Clearly, LBS is hoping that Tyson’s high-powered network will come in useful. “A lot of chief executives have said they would be happy to drop in,” she says. “London is seriously in the loop for a lot of the people in my network.” Whitacre, for one, tells me he’d be willing to visit. But Haseltine says sourly: “I’m personally very unhappy to see her in London. I would rather she was heading up one of our universities.”

Others in Tyson’s network of influential Americans have only a hazy idea which institution she has come to London to run. One guesses it’s where Mick Jagger studied – that was the London School of Economics. Another, similarly mistaken, says, “The LSE is a great place. It’s so lucky to have her!”

Tyson is not unduly worried: “People in the business school world know about LBS. The name recognition is there.” Anyway, the US is just one of many sources for new blood. “US schools are going to be competing even more for international students… and the real area for growth is women.”

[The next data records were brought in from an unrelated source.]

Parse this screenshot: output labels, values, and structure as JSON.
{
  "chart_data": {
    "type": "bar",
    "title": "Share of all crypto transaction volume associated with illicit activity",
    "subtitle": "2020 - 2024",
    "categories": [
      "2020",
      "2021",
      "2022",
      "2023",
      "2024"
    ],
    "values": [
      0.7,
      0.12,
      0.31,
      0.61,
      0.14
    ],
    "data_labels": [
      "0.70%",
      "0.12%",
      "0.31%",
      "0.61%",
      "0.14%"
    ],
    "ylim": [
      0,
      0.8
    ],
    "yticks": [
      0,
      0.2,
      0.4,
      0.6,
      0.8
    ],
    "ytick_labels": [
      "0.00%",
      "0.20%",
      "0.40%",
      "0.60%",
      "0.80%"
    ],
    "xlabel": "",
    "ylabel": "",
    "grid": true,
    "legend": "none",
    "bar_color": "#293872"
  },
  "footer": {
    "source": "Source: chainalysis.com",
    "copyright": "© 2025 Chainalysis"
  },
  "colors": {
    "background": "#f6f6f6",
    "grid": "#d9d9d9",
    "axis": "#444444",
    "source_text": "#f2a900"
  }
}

After talking to Tyson, I go back once more to LBS to sample a class, accompanied by two students in their first year: Jennifer Weitzel, a former civil engineer from Canada who is president of the student association, and Franco Danesi, a consultant from Milan who has the awkward job of criticising the faculty on behalf of his peers. (Students, who spend £39,000 on fees alone on the two-year MBA, require high standards of teaching.) Thankfully, says Franco, the professor taking this class is a blast.

Taking a seat in the half-empty lecture hall – many students are absent this afternoon, interviewing for summer internships – I look round at the laminated name cards students fix on to the desks. These give a good impression of the school’s international mix: among others, I find Gautam, Andrew, Jeevan, Anatoly, Roy, Hideko, Deepak, Gustavo and Yipeng.

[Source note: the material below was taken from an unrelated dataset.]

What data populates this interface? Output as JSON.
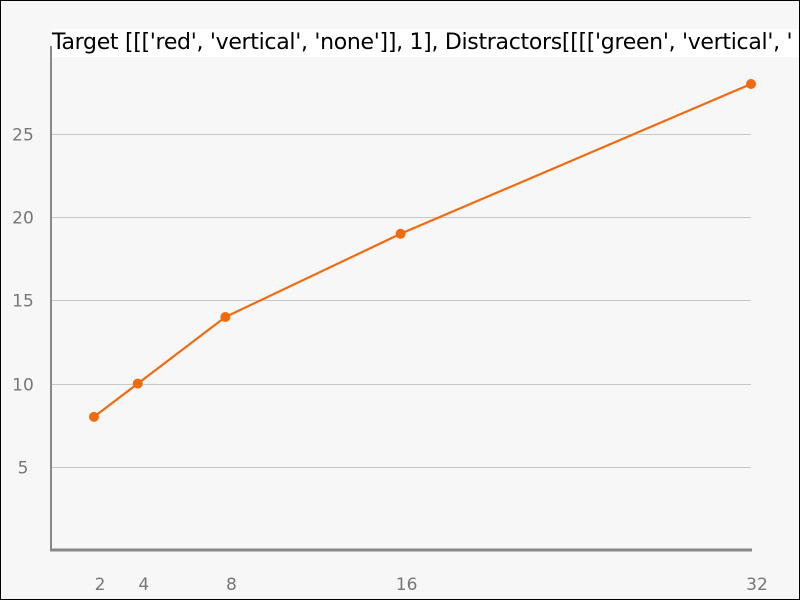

Mark Ritson, assistant professor of marketing, speaks with an accent that blends Cumbria with the American Midwest (where he previously worked). Like all LBS teachers, he spends a significant part of each week working off campus with real businesses. His teaching is peppered with bluff comedy: he gets a laugh when he says that business-to-business marketing and business-to-consumer involve “the same shit, different flies”. But he’s also serious, drilling complex information from students in the time-honoured way: by endlessly questioning them and scribbling answers on a board. Students, who get marks for participation in class, don’t hold back.

The first half of the class is dry, having to do with a distributor of electrical components and its variously profitable and loss-making customer base. The second half, following a 15-minute break, is livelier. Ritson shows a documentary, filmed in 1980, in which a leading jeans manufacturer – Ritson asks me not to use its name – attempts unsuccessfully to launch a range of tailored suits.

The central character is a marketing guy called Goldstein, with big hair, big glasses and a big moustache – and a decent amount of customer research. At least, that’s what the students agree when Ritson interrogates them after stopping the tape (which he does several times). But as the film continues, students become more critical – particularly when Goldstein ignores explicitly negative feedback from a focus group. “We’ve seen a marketing guy go down in flames,” concludes Ritson as the lights go up again. “He’s stopped being a marketing guy. He’s fallen in love with the suit idea and become a product guy.” Then comes the warning: “It’s all very well watching a video of some poor guy with an afro, but when your time comes you have to keep asking yourself: are you doing a good job?”

Few copies of this documentary remain in circulation, Ritson says. One belongs to another business school, where Goldstein himself is brought in, to the horror of outspoken students, when the tape has finished. Business schools are nothing if not practical, and that kind of stunt is common. Gottgens told me last year that another member of the faculty, John Bates, had done the same to her class. After allowing students to conclude that the executives in one case study were “tossers”, Bates told students: “I want you to know that the chief executive was me.”

Afterwards, wandering outside, I decide to go up the road to Fresh! for a coffee with Gottgens. But I find her café is closed, presumably for good. A heap of mail lies behind the glass door. The window frames have faded. A sign says “Fresh! will be closed during the summer break.” I’m sorry to find her business has failed, but not that sorry. Running a business – or any kind of enterprise, not excluding a business school – is hard work. It can’t always succeed. Tyson, in our chat, never suggested anything else.

I try to get hold of Gottgens, to find out what happened. Perhaps she just moved to better premises. But my e-mails get no response. So I dig out an old notebook and look up our conversation.

“Every day we learn about the good things that people have done,” Gottgens told me – back in the days when any fool could set up some flourishing dotcom – “and we don’t hear enough of the bad things. The English approach is that starting a business is spivvy. In the UK, you put your whole reputation on the line. I’m of the American school of thought. It’s fine to fail. It’s healthy. You can’t learn only from the good things.”

After this story appeared, Gottgens – who now uses the name Ludski – got in touch. She was unhappy about my suggestion that her business failed. In fact, she assured me, it had only moved to new premises (on Hanover Square).